I actually finished this book a couple of days ago, but the last week (and the week before) were murderous, work-wise, so I didn’t have the time and patience to write a review.
Fforde reminds me of Douglas Adams and Terry Prattchett at their best – the same boundless creativity. The difference is that whereas Adams and Prattchett write in the science fiction or fantasy genre, Fforde practices a kind of literary navel-gazing: He writes about the fictional “BookWorld” that exists only in books.

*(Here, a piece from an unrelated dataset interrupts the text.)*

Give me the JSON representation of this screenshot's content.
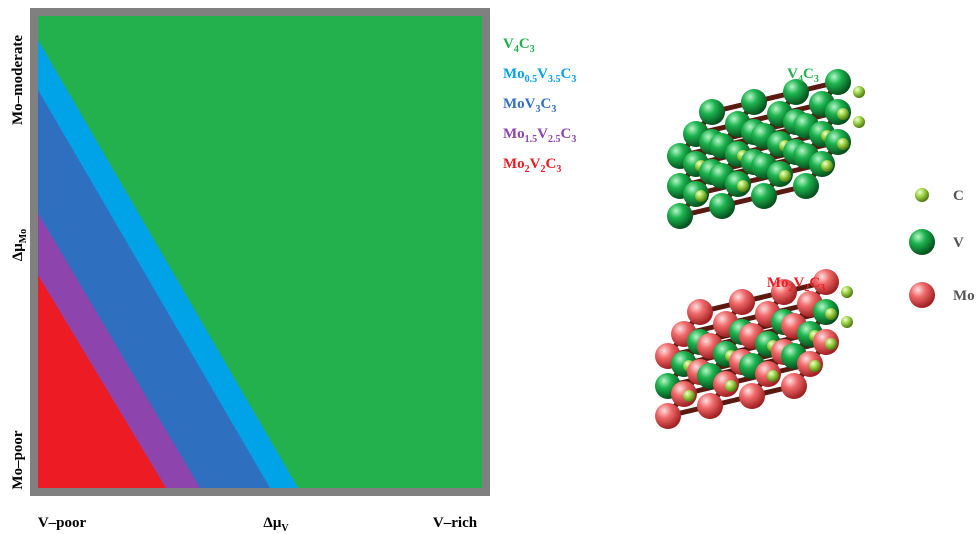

In this world, the inhabitants of the books enact the scenes in a book for the readers. An Outlander (from our, “real” world) transfers to a detective novel that is in the process of being written for some holidays; but since she is no ordinary mortal, but a literary detective and member of the JurisFiction (the BookWorld police), she has to manage all kinds of adventures and save the day before she can get her well-deserved rest.
The book is the third in a series, but the story didn’t depend crucially on the events of the first two books. The BookWorld is wonderfully described, and the author is very inventive as regards the details of life inside a book. Numerous characters make guest appearances, for example Heathcliff from Wuthering Heights, Falstaff, the Cheshire Cat, the Red Queen from Alice in Wonderland.
I think I’ll go to the bookstore on monday to get the other two books in the series.